Sporty Spice, P.I.? That's how the Oxford Times put it.

Thirtyish P.I. GRACE SMITH stumbles and wisecracks her way down the mean and sometimes rather wacky streets of an unnamed English seaside town on the south coast that's seen better days, in a series of books by Liz Evans. Poor Grace, crazy things just seem to happen to her.

Like, in one book, a woman walks into Grace's office and announces, 'I'm filthy rich and I've decided to make a will leaving the lot to a complete stranger. I've chosen you..." Or when Grace is hired to track down a missing person. But her client has no idea of the name of the girl, what she looks like or even if she's really missing. Or when she's called in to investigate the murder of Marilyn Monroe, a beach donkey found with its throat slit in a deserted outhouse.

Not to be outdone by the offbeat plots, Grace herself is quite a character: a junk-food junkie obsessed with training, a slob with a strong sense of how things should be, a notorious mooch, perpetually scrounging off her friends, determined to be independent. And for an ex-cop (forced to resign from the police for misconduct) she sometimes seems peculiarly ill-suited for her present occupation.

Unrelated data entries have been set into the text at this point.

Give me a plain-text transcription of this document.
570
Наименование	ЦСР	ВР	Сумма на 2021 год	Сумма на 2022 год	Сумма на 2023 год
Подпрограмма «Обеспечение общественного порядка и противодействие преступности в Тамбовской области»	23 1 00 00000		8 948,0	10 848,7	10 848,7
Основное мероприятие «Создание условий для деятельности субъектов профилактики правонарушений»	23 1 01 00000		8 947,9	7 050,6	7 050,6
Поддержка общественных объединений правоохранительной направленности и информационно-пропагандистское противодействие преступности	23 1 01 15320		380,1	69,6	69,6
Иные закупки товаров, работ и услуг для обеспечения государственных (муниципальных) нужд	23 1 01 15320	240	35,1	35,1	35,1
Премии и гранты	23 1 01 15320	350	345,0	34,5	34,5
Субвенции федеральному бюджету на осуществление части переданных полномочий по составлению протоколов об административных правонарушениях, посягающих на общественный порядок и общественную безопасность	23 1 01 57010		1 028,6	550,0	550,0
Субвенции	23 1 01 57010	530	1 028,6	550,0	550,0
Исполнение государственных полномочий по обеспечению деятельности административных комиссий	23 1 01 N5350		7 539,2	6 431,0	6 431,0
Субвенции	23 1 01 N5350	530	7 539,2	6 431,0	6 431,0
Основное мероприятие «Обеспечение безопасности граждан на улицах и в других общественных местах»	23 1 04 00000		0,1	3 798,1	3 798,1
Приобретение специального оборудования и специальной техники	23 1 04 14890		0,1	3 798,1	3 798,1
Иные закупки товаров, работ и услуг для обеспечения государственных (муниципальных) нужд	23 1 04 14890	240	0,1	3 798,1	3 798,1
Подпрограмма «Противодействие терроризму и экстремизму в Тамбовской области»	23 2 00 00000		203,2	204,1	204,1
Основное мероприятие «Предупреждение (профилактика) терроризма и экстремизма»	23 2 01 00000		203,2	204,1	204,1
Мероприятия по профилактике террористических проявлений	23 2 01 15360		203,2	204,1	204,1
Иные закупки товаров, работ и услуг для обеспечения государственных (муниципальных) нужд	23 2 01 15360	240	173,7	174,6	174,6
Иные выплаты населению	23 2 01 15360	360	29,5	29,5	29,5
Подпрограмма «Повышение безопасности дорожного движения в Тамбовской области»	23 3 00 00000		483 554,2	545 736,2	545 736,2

Yet, through it all, Grace displays a heart full of true pluck and some admirable determination, even when she's reduced to living as a squatter.

With its oddball mix of cheeky humour and in-yer-face violence, out-there characters and sticky situations, and a relatively young and inexperienced investigator as its heroine, the series has drawn favourable comparisons to Janet Evanovich's Stephanie Plum series.

Liz Evans was born in Highgate, educated in Barnet and has worked in all sorts of companies from plastic moulding manufacturers to Japanese banks, through to film production and BBC Radio. She now writes full-time, and lives with her family in Hertfordshire. She's also something of an expert on women and rock'n'roll. She's the editor of Women, Sex and Rock 'n' Roll (1994) and Girls Will Be Boys (1997).